Various events in the interpreter’s professional and personal life allows us to establish his travels around this time, the moment when he was “delegated to voyage to the nation known as the Sea People, and treaty of peace with them and the Huron”.

Accompanied by seven guides, Nicolet departed from Huronia, moving southeast on the French River, which empties into Lake Huron. Jean Nicolet paddled on past Sault-Sainte-Marie – where Étienne Brûlé had stopped – and discovered Lake Superior.

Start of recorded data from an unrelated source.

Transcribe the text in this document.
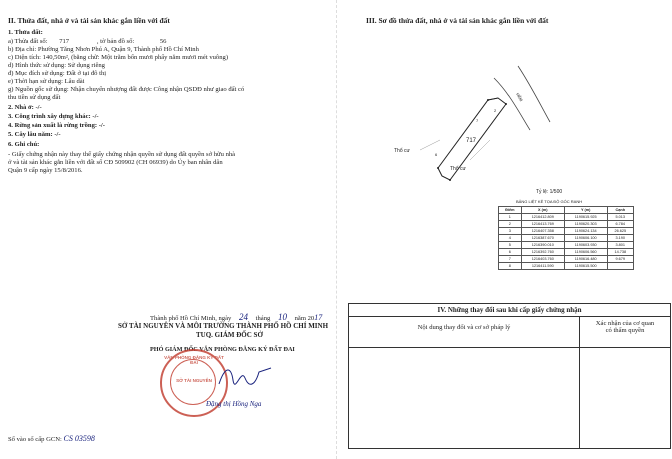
II. Thửa đất, nhà ở và tài sản khác gắn liền với đất
1. Thửa đất:
a) Thửa đất số: 717	, tờ bản đồ số:	56
b) Địa chỉ: Phường Tăng Nhơn Phú A, Quận 9, Thành phố Hồ Chí Minh
c) Diện tích: 140,50m², (bằng chữ: Một trăm bốn mươi phẩy năm mươi mét vuông)
d) Hình thức sử dụng: Sử dụng riêng
đ) Mục đích sử dụng: Đất ở tại đô thị
e) Thời hạn sử dụng: Lâu dài
g) Nguồn gốc sử dụng: Nhận chuyển nhượng đất được Công nhận QSDĐ như giao đất có
thu tiền sử dụng đất
2. Nhà ở: -/-
3. Công trình xây dựng khác: -/-
4. Rừng sản xuất là rừng trồng: -/-
5. Cây lâu năm: -/-
6. Ghi chú:
- Giấy chứng nhận này thay thế giấy chứng nhận quyền sử dụng đất quyền sở hữu nhà
ở và tài sản khác gắn liền với đất số CĐ 509902 (CH 06939) do Ủy ban nhân dân
Quận 9 cấp ngày 15/8/2016.
Thành phố Hồ Chí Minh, ngày 24 tháng 10 năm 2017
SỞ TÀI NGUYÊN VÀ MÔI TRƯỜNG THÀNH PHỐ HỒ CHÍ MINH
TUQ. GIÁM ĐỐC SỞ
PHÓ GIÁM ĐỐC VĂN PHÒNG ĐĂNG KÝ ĐẤT ĐAI
VĂN PHÒNG ĐĂNG KÝ ĐẤT ĐAI
SỞ TÀI NGUYÊN
Đặng thị Hồng Nga
Số vào sổ cấp GCN: CS 03598
III. Sơ đồ thửa đất, nhà ở và tài sản khác gắn liền với đất
717
Thổ cư
Thổ cư
HẺM
6
7
2
Tỷ lệ: 1/500
BẢNG LIỆT KÊ TỌA ĐỘ GÓC RANH
Điểm	X (m)	Y (m)	Cạnh
1	1216412.809	1190615.925	5.013
2	1216413.769	1190620.303	6.784
3	1216407.358	1190624.134	26.625
4	1216387.670	1190606.100	3.190
5	1216390.010	1190603.930	3.801
6	1216392.760	1190606.560	14.738
7	1216403.760	1190616.480	9.679
8	1216411.590	1190615.500	
IV. Những thay đổi sau khi cấp giấy chứng nhận
Nội dung thay đổi và cơ sở pháp lý
Xác nhận của cơ quan
có thẩm quyền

In July 1634, Jean Nicolet left for Trois-Rivières at the head of an expedition of 150 canoes making for Huronia. In that country, he left three missionaries, including Father Jean de Brébeuf. A few weeks later, he was back at this departure point, where Governor Samuel de Champlain supposedly met him on August 3, 1634.

Jean Nicolet settled down in Trois-Rivières. In 1637, he was granted a plot of land near this post, as well as land from a fief co-owned with Olivier Le Tardif. He had married Marguerite Couillard, who gave him two children. His daughter, whose first name was Marguerite, became the wife of Jean-Baptiste Legardeur de Répentigny, a member of the Conseil Souverain. He is the same man who built the fort on the waterfront of Sault Ste. Marie in 1751 known as Fort Répentigny.

The discoverer of Lake Superior and the man who had “penetrated furthest into these most remote of lands”, did not know how to swim. He died in the waters off Québec in October 1642: “On October 28, the funeral was held for Monsieur Jean Nicolet and three of Monsieur de Chavigny’s men, drowned in a shallop, as they were going from Québec to Sillery; their bodies were never found.”

Nicolet-Road Google Street ViewNicolet Road is located outside of the boundaries of the City of Sault Ste. Marie. It starts at the intersection of Riverside Drive, proceeding in an easterly direction, between East 4 Mile Road and East 9 Mile Road.